ミスティナは感謝を込めて、持っていた小瓶を差し出した。
「前にレイが不眠だって話をしていたでしょう? だから私、安眠薬を作ってみたの。試してくれる?」
レイナルトは静かにお茶を飲みながら、独り言のように呟く。
「ティナは不思議な人だな。殺しても死なないと恐れ忌まれる俺のことを、気にかけるなんて」
「強さは関係ないでしょう? 私はレイが眠れなくてつらいなら、治ってほしいだけよ」
ミスティナが真剣に案じていることが伝わったのか、レイナルトは頷いた。
「試してみようか」
ミスティナの顔がぱっと明るくなる。
そして持ってきた小瓶の中から、さっそく一錠取り出した。
そして毒ではないことを示すため自分で飲もうとしたが、レイナルトは彼女から薬をつまみ上げると、自分でぱくりと飲んだ。
「ティナ、ありがとう」
「お礼を伝えたいのは私の方だわ。だってもうすぐ、アランと会えるんだもの」
「君は本当に弟思いだな」
「もちろん、アランは私の大切な家族よ」
ミスティナは一口お茶をいただくと、ローレット王国のある方角の窓を見る。
「それに私の親友が、アランとの再会を祈っているの。早く無事を伝える手紙を送りたいわ」
ミスティナは秘密を打ち明けるように、親友のフレデリカがアランにずっと想いを寄せていた話をする。

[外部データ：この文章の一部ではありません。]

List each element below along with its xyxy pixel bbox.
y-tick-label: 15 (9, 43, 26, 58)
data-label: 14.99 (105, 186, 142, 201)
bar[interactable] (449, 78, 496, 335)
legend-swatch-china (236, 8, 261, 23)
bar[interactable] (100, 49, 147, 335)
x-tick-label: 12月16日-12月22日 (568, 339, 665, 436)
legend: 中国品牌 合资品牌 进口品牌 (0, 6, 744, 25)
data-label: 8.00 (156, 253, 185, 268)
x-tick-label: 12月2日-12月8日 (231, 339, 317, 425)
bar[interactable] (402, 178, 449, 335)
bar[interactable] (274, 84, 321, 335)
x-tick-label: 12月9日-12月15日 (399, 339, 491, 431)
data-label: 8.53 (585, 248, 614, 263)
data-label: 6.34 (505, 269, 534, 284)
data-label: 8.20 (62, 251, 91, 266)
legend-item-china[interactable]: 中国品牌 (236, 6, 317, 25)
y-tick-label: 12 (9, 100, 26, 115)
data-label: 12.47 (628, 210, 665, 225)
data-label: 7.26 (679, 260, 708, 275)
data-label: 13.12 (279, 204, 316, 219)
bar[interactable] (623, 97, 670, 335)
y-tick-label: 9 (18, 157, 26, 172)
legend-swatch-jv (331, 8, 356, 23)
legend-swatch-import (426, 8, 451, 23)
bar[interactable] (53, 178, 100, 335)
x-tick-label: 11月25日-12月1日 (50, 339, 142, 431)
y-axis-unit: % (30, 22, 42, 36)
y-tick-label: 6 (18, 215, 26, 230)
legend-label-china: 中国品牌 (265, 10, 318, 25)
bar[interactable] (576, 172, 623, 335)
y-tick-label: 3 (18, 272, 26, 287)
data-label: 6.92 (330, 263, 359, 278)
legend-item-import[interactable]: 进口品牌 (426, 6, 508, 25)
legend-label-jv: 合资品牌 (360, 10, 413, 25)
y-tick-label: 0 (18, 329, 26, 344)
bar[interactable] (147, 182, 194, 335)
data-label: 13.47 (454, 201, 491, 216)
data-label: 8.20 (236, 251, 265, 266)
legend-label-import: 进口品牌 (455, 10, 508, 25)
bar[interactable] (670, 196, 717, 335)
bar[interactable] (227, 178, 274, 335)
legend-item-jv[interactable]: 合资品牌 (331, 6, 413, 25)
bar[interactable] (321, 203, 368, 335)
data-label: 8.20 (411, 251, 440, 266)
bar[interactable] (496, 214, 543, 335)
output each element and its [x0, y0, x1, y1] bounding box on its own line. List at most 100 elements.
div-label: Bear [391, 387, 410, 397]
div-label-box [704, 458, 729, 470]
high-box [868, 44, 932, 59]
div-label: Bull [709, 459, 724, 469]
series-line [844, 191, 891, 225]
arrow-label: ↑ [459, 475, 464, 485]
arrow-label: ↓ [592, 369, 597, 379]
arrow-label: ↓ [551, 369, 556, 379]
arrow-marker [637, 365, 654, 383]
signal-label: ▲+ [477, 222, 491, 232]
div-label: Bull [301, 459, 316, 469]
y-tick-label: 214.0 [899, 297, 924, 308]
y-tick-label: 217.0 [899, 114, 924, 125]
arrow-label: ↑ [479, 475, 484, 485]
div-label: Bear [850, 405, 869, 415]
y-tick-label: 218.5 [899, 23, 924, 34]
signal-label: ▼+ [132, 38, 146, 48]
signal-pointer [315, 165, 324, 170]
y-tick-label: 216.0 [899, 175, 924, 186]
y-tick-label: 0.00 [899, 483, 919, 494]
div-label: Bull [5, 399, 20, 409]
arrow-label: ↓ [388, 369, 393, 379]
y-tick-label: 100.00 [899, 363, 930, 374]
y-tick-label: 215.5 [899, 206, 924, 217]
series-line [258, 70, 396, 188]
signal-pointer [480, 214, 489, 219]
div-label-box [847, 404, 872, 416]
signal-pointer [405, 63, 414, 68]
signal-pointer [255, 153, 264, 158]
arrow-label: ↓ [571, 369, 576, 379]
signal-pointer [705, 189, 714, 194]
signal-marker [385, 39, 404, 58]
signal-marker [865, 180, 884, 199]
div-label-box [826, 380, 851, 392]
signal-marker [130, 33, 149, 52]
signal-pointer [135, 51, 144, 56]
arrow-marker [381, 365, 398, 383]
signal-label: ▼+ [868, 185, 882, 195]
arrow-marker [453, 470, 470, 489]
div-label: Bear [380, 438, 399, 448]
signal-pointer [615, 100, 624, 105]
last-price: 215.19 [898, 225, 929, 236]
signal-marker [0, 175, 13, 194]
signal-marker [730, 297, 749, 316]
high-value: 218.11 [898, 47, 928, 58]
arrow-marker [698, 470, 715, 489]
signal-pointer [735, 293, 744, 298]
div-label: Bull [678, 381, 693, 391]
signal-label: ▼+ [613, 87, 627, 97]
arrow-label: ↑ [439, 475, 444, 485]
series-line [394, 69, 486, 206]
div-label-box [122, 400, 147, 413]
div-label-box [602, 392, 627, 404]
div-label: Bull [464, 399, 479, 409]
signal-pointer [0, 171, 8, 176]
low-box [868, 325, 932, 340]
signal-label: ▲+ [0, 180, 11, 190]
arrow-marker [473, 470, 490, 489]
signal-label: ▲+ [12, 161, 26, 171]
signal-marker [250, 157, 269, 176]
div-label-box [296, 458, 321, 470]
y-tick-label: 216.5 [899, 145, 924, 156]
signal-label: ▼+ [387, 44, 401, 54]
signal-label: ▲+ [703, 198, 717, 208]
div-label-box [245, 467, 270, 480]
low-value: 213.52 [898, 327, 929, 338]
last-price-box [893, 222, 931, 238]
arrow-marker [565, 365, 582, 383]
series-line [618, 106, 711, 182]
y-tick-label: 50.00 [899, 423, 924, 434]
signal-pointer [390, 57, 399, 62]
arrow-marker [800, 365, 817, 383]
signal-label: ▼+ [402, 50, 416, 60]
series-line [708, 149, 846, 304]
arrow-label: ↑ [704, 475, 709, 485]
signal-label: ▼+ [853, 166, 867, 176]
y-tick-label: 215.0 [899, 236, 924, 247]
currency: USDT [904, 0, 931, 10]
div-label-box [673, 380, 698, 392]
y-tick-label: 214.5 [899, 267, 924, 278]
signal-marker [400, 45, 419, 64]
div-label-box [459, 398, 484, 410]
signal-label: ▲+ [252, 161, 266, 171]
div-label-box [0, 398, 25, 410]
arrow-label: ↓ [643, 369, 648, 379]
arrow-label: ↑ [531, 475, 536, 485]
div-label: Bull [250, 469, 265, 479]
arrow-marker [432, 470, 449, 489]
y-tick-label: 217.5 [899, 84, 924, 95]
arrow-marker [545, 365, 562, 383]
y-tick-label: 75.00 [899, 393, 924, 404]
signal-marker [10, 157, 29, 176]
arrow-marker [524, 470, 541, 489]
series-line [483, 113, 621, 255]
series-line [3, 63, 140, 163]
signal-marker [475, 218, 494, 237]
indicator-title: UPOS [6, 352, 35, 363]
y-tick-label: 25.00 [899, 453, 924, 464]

「一緒にいても、私は彼女の想いに全然気づいていなかったの」
「そうだろうな」
「えっ?」
「ん?」
「……な、なぜレイにバレているのかはわからないけれど。でもフレデリカの気持ちを知った今は応援したいわ」
「それはティナがひとりで帝国へ来た本音か」
「そうね。もともとアランを捜すつもりだったけれど。でも今はその先のことも……もし叶うことなら、私はフレデリカに幸せな恋をしてほしいもの」
静かに耳を傾けていたレイナルトが、少し間をおいてから口を開く。
「以前、恋愛ごとはわからないと言っていたが。なにか嫌な思い出でもあるのか?」
元婚約者のことが一瞬浮かび、すぐに消えた。
(彼に対しては、全然なにも感じないわ)
元婚約者が自分を正当化して、ミスティナのことをおとしめる関係に虚しさはあった。
しかし彼に恋心を抱いたわけではない。
今よぎるのは、前世のときに惚れ薬を飲まされて心を奪われた記憶だ。
「……ただ、私にそういうのは向いていない気がするだけ」
ミスティナがはぐらかすと、レイナルトはカップを静かに置いた。
「向いてないなら、俺に任せればいい」
「レイに?」
「そう、ティナには俺がついているだろう。もしも君がなにかに脅かされているのなら、俺が守る。だからひとりで抱え込まないでくれないか」
レイナルトはミスティナをまっすぐ見つめている。
その表情にふと、穏やかな笑みが浮かんだ。
「ところで明日の午後は時間を取れそうか?」
「もちろん大丈夫よ。でもどうしたの?」
「明日、ファオネア辺境伯領で月に一度開かれるガーデンパーティーがある。一緒に行かないか?」
「それなら任せて! 観光客の婚約者設定も、少しは上手になったと思うの」
ミスティナは両手を握って意気込んだ。
レイナルトは腕組みをすると、少し身を乗り出して笑う。
「設定もいいが、ティナは婚約式と婚約パーティーどっちにしたいんだ?」
「えっ」
ミスティナは飲んでいたお茶をこぼしかける。
「どうした、そんなに驚いて」
「驚くわよ! だって私たち、まだ婚約していないのに」
「していないから、これからの心づもりだろう? 俺はティナの意見を一番に尊重したい。婚約式か婚約パーティーの希望はないのか?」
ミスティナは改めて、レイナルトとの婚約は、元婚約者のときとはまったく違うのだと思う。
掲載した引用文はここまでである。